早速、仲間を募り2018年11月に「四日市の図書館を考える会『ささって』」という市民団体を立ち上げました。その時点で、図書館が新しくなることを知らない市民の方は本当に多かったです。そのため、まずは新図書館ができることを広く市民に知っていただく活動をしなければならないと思い、「あったらいいなこんな図書館イベント」を実施。このイベントをシリーズ化し、繰り返し行い、どんな図書館にしたいかを市民の皆さんと話し合いました。そしてイベントで出たアイデア、意見を市長に届けるという活動を続けています。メディアにも何度か取り上げていただき、今現在は新しくなることを知っている市民の方が増えてきました。

第1回「あったらいいなこんな図書館」イベント 2019/10/5
第1回市長提言 2020/1/24
第1回市長提言 様子
中日新聞掲載

その後、同じく新図書館をよりよいものにしたいと思って活動されている他団体と繋がり、2022年5月から「ライブラリーフレンズ四日市」名称で活動。また昨年から三重大学、皇學館大學の図書館に精通した先生方に企画協力・会運営のアドバイザーとして関わっていただいたり、元四日市大学の先生で現NPO法人市民社会研究所の代表理事の方にも行政への提言についてアドバイザーとして関わっていただいております。

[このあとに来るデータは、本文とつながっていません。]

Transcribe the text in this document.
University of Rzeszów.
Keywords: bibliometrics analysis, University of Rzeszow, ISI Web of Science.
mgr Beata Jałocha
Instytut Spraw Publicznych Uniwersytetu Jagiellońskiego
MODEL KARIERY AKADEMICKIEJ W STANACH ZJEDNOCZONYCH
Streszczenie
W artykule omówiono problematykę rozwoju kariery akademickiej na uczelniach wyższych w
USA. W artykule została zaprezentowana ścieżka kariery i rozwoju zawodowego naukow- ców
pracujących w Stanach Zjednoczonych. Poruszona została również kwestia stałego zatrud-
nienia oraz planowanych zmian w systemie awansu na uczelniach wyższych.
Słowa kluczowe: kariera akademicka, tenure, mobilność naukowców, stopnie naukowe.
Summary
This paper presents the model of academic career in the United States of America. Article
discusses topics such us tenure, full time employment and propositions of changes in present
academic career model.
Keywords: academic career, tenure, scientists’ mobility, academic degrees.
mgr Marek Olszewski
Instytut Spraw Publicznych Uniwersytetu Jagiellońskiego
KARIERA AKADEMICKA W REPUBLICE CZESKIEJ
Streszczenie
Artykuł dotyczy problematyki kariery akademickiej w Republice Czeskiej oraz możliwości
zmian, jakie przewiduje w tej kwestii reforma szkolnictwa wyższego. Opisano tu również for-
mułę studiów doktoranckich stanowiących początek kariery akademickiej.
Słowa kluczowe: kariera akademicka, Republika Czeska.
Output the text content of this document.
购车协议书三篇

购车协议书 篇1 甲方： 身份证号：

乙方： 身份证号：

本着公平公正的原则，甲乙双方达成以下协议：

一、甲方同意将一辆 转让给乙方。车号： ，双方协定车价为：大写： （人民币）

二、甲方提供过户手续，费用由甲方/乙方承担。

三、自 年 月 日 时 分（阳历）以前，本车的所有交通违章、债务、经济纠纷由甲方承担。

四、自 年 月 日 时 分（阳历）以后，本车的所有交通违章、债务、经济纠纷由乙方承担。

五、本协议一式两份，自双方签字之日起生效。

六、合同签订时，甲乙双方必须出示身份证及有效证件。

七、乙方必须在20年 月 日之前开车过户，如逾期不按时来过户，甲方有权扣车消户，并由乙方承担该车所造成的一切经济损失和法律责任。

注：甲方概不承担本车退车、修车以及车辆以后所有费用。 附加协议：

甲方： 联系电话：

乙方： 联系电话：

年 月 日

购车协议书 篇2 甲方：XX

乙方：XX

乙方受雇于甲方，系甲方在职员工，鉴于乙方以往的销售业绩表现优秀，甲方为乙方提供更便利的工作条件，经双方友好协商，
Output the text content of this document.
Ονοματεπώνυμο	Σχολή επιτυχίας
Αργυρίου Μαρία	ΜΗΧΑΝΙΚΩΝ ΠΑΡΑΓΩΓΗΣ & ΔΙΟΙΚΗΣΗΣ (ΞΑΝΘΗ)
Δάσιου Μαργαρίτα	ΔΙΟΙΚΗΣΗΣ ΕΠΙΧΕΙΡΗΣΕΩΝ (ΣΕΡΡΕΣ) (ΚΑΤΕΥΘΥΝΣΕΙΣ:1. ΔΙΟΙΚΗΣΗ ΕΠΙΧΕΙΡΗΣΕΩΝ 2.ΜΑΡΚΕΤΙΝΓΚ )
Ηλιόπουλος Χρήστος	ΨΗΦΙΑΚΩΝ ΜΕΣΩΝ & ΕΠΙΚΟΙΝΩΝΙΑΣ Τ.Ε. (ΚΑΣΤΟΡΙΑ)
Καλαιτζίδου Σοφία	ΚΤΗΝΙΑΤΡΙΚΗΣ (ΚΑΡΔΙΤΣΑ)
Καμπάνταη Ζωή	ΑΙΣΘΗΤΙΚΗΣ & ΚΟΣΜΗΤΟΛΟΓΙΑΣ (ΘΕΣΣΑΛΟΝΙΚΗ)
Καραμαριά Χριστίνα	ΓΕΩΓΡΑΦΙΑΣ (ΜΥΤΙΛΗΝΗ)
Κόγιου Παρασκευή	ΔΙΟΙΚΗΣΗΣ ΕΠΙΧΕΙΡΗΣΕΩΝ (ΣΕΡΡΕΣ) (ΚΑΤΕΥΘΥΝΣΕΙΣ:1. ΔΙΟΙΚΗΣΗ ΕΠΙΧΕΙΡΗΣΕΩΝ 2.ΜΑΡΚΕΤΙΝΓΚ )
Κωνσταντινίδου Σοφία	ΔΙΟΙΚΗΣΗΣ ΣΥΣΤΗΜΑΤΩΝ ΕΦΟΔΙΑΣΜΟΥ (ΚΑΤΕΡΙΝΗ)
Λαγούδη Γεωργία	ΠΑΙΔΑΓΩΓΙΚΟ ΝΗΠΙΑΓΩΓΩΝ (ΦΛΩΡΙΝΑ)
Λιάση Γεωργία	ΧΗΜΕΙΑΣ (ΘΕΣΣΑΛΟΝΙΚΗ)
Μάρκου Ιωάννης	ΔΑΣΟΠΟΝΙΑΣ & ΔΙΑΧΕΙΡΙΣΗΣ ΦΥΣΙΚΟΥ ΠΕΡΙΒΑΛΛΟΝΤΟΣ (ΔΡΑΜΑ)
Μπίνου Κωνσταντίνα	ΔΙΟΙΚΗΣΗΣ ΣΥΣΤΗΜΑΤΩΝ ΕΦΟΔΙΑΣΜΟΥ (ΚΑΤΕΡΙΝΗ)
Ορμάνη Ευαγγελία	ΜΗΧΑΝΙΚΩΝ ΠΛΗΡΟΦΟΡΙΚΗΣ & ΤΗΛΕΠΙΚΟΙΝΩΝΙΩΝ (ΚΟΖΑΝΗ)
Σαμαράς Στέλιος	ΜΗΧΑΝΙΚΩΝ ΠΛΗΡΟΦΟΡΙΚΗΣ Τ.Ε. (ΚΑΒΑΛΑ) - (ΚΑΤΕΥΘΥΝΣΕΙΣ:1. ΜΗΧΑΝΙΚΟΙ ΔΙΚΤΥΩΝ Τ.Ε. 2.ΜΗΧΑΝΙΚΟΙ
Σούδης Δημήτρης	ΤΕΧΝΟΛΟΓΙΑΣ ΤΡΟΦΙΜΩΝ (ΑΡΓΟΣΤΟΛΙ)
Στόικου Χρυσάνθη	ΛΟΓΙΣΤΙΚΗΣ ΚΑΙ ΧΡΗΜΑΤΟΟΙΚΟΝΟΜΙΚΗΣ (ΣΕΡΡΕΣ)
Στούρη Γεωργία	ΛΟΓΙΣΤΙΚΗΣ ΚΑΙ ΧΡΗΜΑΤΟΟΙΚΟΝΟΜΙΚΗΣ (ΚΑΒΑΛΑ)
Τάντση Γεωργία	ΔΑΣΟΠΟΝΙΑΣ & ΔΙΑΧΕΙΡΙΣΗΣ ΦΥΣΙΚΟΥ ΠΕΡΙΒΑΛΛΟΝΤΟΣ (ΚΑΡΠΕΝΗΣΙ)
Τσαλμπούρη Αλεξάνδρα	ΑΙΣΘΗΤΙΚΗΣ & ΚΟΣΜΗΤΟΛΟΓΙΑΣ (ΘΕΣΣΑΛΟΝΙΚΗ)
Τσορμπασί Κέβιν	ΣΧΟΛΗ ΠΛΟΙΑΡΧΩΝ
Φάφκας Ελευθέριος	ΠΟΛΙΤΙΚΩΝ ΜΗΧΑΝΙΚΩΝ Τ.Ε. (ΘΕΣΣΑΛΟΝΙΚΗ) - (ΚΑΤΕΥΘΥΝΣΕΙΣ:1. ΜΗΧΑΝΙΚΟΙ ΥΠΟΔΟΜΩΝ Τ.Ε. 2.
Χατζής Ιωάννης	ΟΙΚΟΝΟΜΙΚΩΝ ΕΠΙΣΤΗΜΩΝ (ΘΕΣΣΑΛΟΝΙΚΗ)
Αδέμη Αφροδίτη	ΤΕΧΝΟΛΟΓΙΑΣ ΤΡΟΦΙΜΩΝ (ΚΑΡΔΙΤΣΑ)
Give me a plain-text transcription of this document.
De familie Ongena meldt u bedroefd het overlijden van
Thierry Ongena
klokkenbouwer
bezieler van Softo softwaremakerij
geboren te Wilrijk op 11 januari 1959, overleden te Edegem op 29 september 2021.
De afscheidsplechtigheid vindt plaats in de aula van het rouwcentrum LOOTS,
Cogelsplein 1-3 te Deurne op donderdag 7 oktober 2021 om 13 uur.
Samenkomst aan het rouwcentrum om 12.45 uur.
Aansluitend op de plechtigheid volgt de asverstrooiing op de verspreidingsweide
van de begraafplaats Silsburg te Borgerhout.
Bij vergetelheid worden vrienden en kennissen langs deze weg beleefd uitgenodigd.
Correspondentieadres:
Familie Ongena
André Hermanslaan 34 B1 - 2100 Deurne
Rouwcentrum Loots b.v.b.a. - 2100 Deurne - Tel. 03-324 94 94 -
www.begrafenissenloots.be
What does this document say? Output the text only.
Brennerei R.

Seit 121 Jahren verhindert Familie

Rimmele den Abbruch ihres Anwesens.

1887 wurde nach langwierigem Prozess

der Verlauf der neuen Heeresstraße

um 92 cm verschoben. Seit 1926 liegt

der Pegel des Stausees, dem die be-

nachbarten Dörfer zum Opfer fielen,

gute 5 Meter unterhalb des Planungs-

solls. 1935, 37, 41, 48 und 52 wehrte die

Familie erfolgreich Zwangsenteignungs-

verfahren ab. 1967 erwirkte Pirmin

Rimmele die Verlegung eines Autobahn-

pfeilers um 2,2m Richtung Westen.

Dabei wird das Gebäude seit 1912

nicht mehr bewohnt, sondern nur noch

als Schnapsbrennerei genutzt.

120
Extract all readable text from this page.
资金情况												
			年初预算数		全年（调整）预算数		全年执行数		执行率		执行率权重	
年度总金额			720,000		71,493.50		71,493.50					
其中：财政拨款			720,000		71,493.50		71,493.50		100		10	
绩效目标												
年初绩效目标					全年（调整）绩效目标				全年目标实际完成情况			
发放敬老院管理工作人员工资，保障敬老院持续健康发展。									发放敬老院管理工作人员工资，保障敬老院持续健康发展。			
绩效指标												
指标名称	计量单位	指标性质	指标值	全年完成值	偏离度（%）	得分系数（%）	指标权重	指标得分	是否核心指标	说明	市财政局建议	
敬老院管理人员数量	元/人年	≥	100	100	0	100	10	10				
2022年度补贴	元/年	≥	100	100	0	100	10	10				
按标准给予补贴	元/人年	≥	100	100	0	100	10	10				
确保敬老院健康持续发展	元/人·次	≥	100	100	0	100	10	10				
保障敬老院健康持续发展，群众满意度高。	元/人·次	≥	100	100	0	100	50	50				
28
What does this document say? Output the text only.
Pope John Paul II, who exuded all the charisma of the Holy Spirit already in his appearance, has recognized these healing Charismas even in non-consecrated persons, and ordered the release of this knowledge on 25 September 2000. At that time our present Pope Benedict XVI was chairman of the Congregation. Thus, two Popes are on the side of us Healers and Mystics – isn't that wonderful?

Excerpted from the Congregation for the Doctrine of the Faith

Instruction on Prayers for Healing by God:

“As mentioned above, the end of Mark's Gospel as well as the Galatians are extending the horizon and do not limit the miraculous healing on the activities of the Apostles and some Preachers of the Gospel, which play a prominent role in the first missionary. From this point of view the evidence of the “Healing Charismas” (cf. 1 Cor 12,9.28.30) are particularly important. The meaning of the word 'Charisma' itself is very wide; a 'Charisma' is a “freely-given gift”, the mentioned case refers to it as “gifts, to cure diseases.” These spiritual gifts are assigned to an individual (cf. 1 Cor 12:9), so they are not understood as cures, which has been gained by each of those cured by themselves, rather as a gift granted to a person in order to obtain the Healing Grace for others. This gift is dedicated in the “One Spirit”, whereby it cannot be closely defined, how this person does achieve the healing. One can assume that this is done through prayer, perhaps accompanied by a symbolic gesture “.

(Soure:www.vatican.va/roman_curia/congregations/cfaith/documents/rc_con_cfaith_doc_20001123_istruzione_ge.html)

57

「あったらいいなこんな図書館イベント」をシリーズ化して実施すると共に、学校や商店街、市立図書館の職員の方々とのコラボイベントなども実施しています。今までにはない斬新なアイデアを持った人や図書館が大好きという方もいらっしゃれば、「図書館はいらない」「新しくなっても行かない」という方もいらっしゃいます。市民が図書館について多様な意見を出せる場としても「あったらいいなこんな図書館イベント」は活用されています。

第4 回「あったらいいなこんな図書館」イベント
「らいぶらりぃとーく」イベントi n 第一学院高等学校

図書館が必要だと思う人も思わない人も関係なく、市民の税金で新図書館が建設されることが決まっています。思わない人の理由をお聞きすることでそのアイデアをも包括した新図書館づくりができます。必要ないと思っていた人も思わず足を運んでしまうような市民みんなに愛される新図書館にするためには、市民のアイデアを新図書館に反映させることが大切です。私たちの会は、市民側から「要望」を出すことが目的ではありません。市民と行政が協働しながら「より良い図書館」をつくることが目的です。来年は、りぶしるさんの協力を得て、行政、図書館、市民が一体となった「図書館フォーラム」を開催したいと考えており、今現在、市に打診している最中です。新図書館が完成した暁には、当会は継続的に市民が集まる図書館になるよう、イベントやワークショップを提供し、関わり続けていく予定です。